LION/LAMB: MOSES & THE LAMB/THE WAIFS

Uncertain whether I would be lion enough to manage this, given I have spent the last five days driving from my home, in the middle of England, to Sweden, via (a ferry to) Holland, Germany and Denmark. And now, a return journey. No, not escaping the shitstorm of Brexit, even if I'd like to, delivering instead my son to his girlfriend, and a new life, in Malmo. But, no lamb me, here I sit, in the cold, literally, light of early morning, tapping away, making me feel, in the middle of Westphalia, quite the adventurer. Which is a clunky way of introducing this tune and the band that play it, Australia's the Waifs, australians seeming always the most inveterate of travellers. (As they display with this early number.)


This song is from their sixth album, 'Temptation', in 2011, by which time they had moved from becoming world famous in their homeland to slightly known elsewhere. A support slot with Bob Dylan clearly did no harm, transporting them from his 2003 tour of Oz to the north american continuation thereof. I had come across them from appearances on the UK festival circuit around that time, liking the rootsy sounds, amalgamating bits of folk with blues and country. Consisting of two sisters, growing up with their dad's record collection, and a busker they met, asking him to join their band within hours, or so the story goes, a name was steadily built.

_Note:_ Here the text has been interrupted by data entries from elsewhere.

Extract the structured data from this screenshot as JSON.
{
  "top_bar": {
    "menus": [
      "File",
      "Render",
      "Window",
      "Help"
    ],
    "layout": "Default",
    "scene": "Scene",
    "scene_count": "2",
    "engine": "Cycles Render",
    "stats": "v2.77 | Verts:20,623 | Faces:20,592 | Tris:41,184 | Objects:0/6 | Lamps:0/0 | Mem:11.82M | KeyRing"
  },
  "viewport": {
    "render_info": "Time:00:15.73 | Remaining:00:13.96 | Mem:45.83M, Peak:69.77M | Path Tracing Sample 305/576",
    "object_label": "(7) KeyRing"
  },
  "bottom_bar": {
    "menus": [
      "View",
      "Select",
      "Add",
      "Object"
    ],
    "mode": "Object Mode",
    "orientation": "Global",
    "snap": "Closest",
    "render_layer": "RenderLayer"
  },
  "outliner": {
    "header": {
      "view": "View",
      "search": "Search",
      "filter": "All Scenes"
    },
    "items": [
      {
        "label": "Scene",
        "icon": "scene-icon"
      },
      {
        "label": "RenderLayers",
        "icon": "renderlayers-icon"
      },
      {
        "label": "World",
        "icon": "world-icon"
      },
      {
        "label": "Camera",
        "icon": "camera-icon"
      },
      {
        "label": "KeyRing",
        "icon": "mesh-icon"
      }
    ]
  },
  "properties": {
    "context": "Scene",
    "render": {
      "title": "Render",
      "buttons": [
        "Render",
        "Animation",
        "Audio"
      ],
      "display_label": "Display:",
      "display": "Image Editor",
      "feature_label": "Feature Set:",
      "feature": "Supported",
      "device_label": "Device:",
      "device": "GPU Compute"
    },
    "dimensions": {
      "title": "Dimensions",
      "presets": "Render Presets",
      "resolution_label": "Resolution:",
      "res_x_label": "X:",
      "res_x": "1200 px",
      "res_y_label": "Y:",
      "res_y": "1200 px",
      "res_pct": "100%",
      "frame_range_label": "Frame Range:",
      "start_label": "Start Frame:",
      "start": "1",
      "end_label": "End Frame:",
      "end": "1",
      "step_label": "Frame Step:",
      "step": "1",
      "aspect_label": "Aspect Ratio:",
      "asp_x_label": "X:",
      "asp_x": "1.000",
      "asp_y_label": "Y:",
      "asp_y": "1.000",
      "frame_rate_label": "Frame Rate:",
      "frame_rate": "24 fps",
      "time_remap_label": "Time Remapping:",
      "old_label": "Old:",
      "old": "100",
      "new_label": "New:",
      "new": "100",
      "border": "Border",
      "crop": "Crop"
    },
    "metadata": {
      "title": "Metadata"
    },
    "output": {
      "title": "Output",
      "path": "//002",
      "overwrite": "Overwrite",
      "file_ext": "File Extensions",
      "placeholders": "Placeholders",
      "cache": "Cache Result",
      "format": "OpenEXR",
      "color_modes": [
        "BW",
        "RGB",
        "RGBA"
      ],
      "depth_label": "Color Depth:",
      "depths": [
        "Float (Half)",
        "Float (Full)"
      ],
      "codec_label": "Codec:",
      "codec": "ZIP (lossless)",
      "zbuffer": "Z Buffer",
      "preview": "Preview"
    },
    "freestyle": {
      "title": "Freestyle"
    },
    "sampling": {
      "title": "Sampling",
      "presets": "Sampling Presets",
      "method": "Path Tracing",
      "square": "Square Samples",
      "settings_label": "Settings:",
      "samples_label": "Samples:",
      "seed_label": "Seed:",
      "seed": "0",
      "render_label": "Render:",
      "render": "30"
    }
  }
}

What's it about? I guess it sounds a standard gospel/blues standard; indeed, I thought it was. Actually it was penned by Josh Cunningham, the aforesaid busker, and stems from his becoming a born-again christian. Round about the same time, one of the sisters, Donna Simpson, got sober, with some of the other songs recounting that journey. I have no record of what the other sister/other member Vicki Thorn was going through at the time, but it is a fine, if sometimes galling, record.

Two records have followed, in 2014 and 2017 respectively. The title track of the latter, 'Ironbank', effectively offers an explanation of how and why they still exist. I'm glad they do.